Constantinus schreibt: Glandosa ist eine Schlange, deren Biss Fäulnis verursacht und von der ein böser, giftiger Gestank ausgeht. Etliche sagen aber, dass sie den Füssen, die über sie hinweggehen, die Haut abzieht, woraus ein Geschwür am Bein entsteht. Und die Hand dessen, der Medizin oder Rat anwendet, lässt ebenfalls die Haut abgehen. Wer aber diese Schlange totschlägt, dessen Geruch wird faulig stinken, und er verliert jeden anderen Geschmackssinn ausser diesem.

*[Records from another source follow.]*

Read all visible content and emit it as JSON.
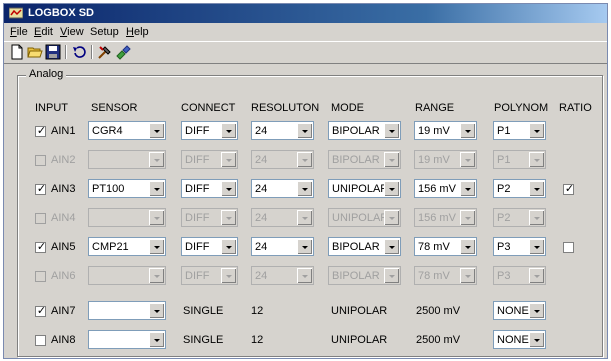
{
  "window": {
    "title": "LOGBOX SD"
  },
  "menu": [
    {
      "label": "File",
      "key": "F",
      "rest": "ile"
    },
    {
      "label": "Edit",
      "key": "E",
      "rest": "dit"
    },
    {
      "label": "View",
      "key": "V",
      "rest": "iew"
    },
    {
      "label": "Setup",
      "key": "",
      "rest": "Setup"
    },
    {
      "label": "Help",
      "key": "H",
      "rest": "elp"
    }
  ],
  "toolbar": {
    "icons": [
      "new-document-icon",
      "open-folder-icon",
      "save-icon",
      "undo-icon",
      "settings-tools-icon",
      "connect-icon"
    ]
  },
  "group": {
    "label": "Analog"
  },
  "headers": {
    "input": "INPUT",
    "sensor": "SENSOR",
    "connect": "CONNECT",
    "resolution": "RESOLUTON",
    "mode": "MODE",
    "range": "RANGE",
    "polynom": "POLYNOM",
    "ratio": "RATIO"
  },
  "rows": [
    {
      "name": "AIN1",
      "checked": true,
      "enabled": true,
      "sensor": "CGR4",
      "connect": "DIFF",
      "resolution": "24",
      "mode": "BIPOLAR",
      "range": "19 mV",
      "polynom": "P1",
      "ratio": null
    },
    {
      "name": "AIN2",
      "checked": false,
      "enabled": false,
      "sensor": "",
      "connect": "DIFF",
      "resolution": "24",
      "mode": "BIPOLAR",
      "range": "19 mV",
      "polynom": "P1",
      "ratio": null
    },
    {
      "name": "AIN3",
      "checked": true,
      "enabled": true,
      "sensor": "PT100",
      "connect": "DIFF",
      "resolution": "24",
      "mode": "UNIPOLAR",
      "range": "156 mV",
      "polynom": "P2",
      "ratio": true
    },
    {
      "name": "AIN4",
      "checked": false,
      "enabled": false,
      "sensor": "",
      "connect": "DIFF",
      "resolution": "24",
      "mode": "UNIPOLAR",
      "range": "156 mV",
      "polynom": "P2",
      "ratio": null
    },
    {
      "name": "AIN5",
      "checked": true,
      "enabled": true,
      "sensor": "CMP21",
      "connect": "DIFF",
      "resolution": "24",
      "mode": "BIPOLAR",
      "range": "78 mV",
      "polynom": "P3",
      "ratio": false
    },
    {
      "name": "AIN6",
      "checked": false,
      "enabled": false,
      "sensor": "",
      "connect": "DIFF",
      "resolution": "24",
      "mode": "BIPOLAR",
      "range": "78 mV",
      "polynom": "P3",
      "ratio": null
    }
  ],
  "single_rows": [
    {
      "name": "AIN7",
      "checked": true,
      "sensor": "",
      "connect": "SINGLE",
      "resolution": "12",
      "mode": "UNIPOLAR",
      "range": "2500 mV",
      "polynom": "NONE"
    },
    {
      "name": "AIN8",
      "checked": false,
      "sensor": "",
      "connect": "SINGLE",
      "resolution": "12",
      "mode": "UNIPOLAR",
      "range": "2500 mV",
      "polynom": "NONE"
    }
  ],
  "colors": {
    "titlebar_start": "#0a246a",
    "titlebar_end": "#a6caf0",
    "face": "#d6d3ce"
  }
}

Das Anzeichen ihres Bisses ist, dass an der Stelle ein rotes Geschwür folgt und eine Blässe die Glieder umgibt; bisweilen läuft das Blut oben reichlich heraus wie Wasser, und der Gebissene leidet Schmerzen oben in der Magengrube.
Isidorus: Gnatrix ist eine Schlange, die das Wasser vergiftet, von welcher Lucan spricht: Gnatrix ist ein Zerstörer des Wassers.